E allora perché? Perché sembrava che proprio io dovessi dipendere così tanto da una persona simile tanto da sentirmi perso?

Era un qualcosa di elementare, ma mai ci avevo fatto caso prima di perdere tutto.

Prima credevo in lui, in ciò che stavamo creando, in ciò che avrei potuto accrescere stando al suo servizio. Ho smesso di sorridere per davvero quando mi sono accorto di non riconoscere più Giotto come la guida, mi sono sentito a pezzi quando ho capito di essere stato deluso dall'uomo cui avevo dedicato tutto me stesso, ma ho deciso di mettere da parte perfino lui e tutto ciò che mi aveva dato, per continuare a seguire i miei ideali.

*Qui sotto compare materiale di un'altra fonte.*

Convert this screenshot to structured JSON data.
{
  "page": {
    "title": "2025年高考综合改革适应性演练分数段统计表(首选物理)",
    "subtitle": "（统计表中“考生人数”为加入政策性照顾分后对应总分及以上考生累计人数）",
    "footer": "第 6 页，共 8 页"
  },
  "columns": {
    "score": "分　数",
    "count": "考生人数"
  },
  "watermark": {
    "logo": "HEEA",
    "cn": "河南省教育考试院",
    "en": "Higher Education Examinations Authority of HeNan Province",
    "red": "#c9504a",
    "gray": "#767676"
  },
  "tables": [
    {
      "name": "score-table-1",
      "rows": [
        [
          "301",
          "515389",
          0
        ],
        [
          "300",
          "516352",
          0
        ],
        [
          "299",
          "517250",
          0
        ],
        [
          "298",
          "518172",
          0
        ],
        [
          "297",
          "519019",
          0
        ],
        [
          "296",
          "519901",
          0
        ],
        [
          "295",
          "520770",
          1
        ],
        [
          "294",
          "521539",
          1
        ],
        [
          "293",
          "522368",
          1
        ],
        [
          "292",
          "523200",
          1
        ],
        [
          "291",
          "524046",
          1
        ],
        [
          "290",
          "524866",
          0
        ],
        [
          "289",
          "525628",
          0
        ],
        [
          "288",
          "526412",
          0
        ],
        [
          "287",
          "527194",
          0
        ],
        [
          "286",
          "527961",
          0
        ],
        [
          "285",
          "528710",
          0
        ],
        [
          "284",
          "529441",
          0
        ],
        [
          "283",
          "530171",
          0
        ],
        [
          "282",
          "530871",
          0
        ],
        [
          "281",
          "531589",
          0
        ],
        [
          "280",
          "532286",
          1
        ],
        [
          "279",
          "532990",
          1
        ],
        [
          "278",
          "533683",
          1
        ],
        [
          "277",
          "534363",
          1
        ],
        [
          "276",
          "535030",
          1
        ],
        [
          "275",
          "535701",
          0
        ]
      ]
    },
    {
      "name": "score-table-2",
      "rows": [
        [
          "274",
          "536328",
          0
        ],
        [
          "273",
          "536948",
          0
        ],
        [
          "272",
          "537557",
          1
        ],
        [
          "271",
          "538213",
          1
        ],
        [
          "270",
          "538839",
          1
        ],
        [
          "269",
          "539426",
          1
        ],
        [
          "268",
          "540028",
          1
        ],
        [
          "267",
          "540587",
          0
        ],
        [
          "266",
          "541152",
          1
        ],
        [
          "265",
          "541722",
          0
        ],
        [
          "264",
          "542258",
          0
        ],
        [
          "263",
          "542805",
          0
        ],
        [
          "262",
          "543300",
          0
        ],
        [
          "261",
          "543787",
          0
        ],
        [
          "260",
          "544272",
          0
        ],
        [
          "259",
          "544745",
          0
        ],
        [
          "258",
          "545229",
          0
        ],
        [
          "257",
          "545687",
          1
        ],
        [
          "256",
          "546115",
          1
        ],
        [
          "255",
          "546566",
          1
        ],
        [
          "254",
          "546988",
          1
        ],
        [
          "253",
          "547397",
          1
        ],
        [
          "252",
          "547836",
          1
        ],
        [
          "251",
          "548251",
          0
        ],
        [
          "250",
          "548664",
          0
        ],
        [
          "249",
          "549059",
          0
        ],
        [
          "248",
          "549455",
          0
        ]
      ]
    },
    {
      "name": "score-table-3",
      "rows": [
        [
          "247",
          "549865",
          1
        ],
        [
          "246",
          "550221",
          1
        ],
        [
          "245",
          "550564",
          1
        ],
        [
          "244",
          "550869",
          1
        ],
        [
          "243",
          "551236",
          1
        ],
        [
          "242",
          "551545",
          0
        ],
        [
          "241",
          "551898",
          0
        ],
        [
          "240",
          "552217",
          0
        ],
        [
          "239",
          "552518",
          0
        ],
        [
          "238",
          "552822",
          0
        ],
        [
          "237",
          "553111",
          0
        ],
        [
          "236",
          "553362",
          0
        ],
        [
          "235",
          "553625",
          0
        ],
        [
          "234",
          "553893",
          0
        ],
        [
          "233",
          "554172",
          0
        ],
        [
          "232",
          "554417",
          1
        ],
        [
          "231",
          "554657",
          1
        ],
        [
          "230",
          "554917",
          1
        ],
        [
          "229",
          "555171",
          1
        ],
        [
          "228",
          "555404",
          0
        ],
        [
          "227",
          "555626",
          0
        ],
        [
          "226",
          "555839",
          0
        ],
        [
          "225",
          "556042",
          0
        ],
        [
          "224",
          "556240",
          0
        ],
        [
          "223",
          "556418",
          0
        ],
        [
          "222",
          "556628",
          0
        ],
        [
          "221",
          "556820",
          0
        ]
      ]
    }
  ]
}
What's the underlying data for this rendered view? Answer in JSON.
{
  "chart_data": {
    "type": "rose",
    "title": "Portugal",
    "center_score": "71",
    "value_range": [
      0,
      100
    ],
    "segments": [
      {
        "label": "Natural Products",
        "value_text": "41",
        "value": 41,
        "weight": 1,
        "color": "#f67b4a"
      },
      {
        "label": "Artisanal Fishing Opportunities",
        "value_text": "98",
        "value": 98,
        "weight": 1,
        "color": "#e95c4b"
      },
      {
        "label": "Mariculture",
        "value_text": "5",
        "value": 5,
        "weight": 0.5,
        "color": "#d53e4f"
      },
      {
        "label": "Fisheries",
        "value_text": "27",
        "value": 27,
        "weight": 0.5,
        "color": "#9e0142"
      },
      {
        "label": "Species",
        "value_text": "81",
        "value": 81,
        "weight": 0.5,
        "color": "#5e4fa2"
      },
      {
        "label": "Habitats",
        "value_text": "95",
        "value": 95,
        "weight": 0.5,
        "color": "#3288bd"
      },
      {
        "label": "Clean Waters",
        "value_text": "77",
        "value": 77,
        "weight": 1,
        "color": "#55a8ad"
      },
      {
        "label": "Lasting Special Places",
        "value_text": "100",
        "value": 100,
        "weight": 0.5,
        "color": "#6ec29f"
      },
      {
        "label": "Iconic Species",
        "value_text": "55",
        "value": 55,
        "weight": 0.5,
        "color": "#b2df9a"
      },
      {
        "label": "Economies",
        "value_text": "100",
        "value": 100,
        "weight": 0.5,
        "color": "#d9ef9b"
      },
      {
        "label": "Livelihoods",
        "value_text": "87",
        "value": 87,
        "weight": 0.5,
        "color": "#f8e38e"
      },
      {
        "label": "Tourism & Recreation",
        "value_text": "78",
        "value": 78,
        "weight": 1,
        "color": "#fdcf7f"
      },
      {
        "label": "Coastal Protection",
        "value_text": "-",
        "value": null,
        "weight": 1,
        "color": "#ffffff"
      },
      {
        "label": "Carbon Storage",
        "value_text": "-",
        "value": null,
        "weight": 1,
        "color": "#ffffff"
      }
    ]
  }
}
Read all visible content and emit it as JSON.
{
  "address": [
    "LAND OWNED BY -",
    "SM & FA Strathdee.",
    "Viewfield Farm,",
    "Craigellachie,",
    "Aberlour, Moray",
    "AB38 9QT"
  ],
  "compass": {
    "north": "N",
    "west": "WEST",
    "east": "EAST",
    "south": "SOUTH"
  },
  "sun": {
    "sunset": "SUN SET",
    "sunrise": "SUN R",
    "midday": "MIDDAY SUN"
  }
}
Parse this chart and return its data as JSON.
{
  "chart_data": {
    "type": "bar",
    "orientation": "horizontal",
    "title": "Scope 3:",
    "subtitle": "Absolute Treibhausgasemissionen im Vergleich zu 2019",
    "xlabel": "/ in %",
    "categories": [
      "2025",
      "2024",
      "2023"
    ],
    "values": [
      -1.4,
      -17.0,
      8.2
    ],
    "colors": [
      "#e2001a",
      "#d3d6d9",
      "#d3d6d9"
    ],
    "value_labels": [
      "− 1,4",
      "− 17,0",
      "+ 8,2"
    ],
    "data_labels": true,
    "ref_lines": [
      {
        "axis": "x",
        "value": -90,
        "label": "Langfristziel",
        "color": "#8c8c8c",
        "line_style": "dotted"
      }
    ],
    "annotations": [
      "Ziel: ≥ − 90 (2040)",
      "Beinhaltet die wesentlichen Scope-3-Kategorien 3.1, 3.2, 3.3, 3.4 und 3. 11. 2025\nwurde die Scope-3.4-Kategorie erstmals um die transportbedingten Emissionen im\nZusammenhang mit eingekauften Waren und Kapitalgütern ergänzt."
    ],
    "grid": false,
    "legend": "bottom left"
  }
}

Solo quando sono rimasto solo dopo tutti i complotti e le guerre, quando finalmente si è instaurata la famiglia Vongola perfetta così come l'avevo sempre voluta, mi sono accorto che mi mancava qualcosa, che dentro di me c'era stato un cambiamento radicale.

Ero, sono ancora oggi, infelice. Questo vuol dire che prima ero felice e mi sono negato tutto da solo.

Una cosa talmente stupida per quanto fosse ovvia, che solo io potevo non rendermene conto, ostinato come sempre a non voler vedere ciò che consideravo scomodo.

Ed ora che mi ritrovo solo ogni notte a cercare conforto in un'illusione, mi chiedo quanto senso abbia avuto non accettare le cose semplicemente come stavano, non accettare Giotto per quello che era ed era in grado di darmi.

Ma ormai è fatta, è elementare anche questo, non posso tornare indietro, non riesco ad accettarlo ma devo andare avanti.

Il sonno finalmente arriva, mi terrà distratto per le prossime quattro, forse cinque ore, ed accoglierò volentieri le immagini delle persone che mi hanno reso felice venire ad uccidermi in sogno.

In fondo basta che dorma, domani devo tornare a combattere.